One of the most significant inhabitants of Guyana’s interior waterways is the enormous Arapaima (Arapaima gigas), a highly endangered and poorly understood species that has been subject to extreme overfishing in neighboring countries. Since the 1960s, concerns have been expressed about the fate of the fish, and the need for it to be protected. During that time, it was disclosed that the arapaima, which inhabits the Rupununi River, was being ruthlessly harvested and sold across the border in Brazil, mostly by Amerindians. The NRDDB was one of eight local civil society organisations (CSOs) which were recently awarded grants for environmental and livelihood benefits to communities under the UNDP/Global Environment Facility (GEF), Small Grants Programme (SGP). The NRDDB received the sum of Gy$9.8M to strengthen the capacities of its 16 Amerindian communities to manage the arapaima fish and fisheries of the North Rupununi wetlands via capacity building, arapaima surveys, conservation education and awareness, consultations, and development of management plans.
Nearby, a landmark “conservation concession,” has been set up by Conservation International in partnership with the government of Guyana.
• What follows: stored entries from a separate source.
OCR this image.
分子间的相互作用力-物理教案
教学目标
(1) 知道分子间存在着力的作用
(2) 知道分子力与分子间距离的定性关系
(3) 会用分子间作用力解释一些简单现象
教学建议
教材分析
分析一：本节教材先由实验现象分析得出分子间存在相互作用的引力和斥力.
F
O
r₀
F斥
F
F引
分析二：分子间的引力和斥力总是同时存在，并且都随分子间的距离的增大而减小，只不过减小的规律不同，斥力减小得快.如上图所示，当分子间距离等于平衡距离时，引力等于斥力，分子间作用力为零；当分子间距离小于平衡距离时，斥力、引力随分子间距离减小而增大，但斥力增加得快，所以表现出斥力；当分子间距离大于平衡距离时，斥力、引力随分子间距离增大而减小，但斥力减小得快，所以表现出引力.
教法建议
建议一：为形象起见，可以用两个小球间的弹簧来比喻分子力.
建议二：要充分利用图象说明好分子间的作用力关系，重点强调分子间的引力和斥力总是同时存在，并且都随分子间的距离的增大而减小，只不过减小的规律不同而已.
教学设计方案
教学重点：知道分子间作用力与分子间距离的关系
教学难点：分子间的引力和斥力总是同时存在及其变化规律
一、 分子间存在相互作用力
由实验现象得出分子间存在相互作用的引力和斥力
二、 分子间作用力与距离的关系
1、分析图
Instead of leasing the land to a logging company, Guyana is leasing 200,000 acres (81,000 hectares) along the Essequibo River to CI for conservation.
The concession – the world’s first – was established in Guyana’s Upper Essequibo region in July 2002. “It puts conservation on equal footing with extractive industry, so that the government and people of Guyana don’t have to choose between conservation and economic development,” says Dr. Dick Rice, CI’s chief economist and architect of the concession. “With total annual costs of less than $100,000 per year, it is a great bargain, given the importance of the area for both biodiversity and people.
“The aquatic ecosystems of the Upper Essequibo Conservation Concession (UECC) are one of the most pristine, if not the most pristine, on the planet,” concluded scientist Dr. Philip Willink, of The Field Museum in Chicago, after a 2007 survey.
This abundance of healthy fresh water supports an amazing diversity of species: 1,500 plants, 200 mammals, and 500 birds are found in the vicinity – as many bird species as are found in all of North America.
The Macushi and Wapishana indigenous groups depend on the area’s natural resources, and communities near the concession – in Apoteri, Rewa, and Crashwater – helped to demarcate boundaries to ensure that the UECC would not conflict with traditional claims.
Select Species Regularly Observed Nearby
Piranhas are commonly consumed by subsistence fishermen, and often sold for food in local markets. In recent decades, dried specimens have been marketed as tourist souvenirs.Piranhas occasionally bite and sometimes injure bathers and swimmers. A piranha bite is considered more an act of carelessness than that of misfortune, but piranhas are a considerable nuisance to commercial and sport fishers because they steal bait, mutilate catch, damage nets and other gear, and may bite when handled.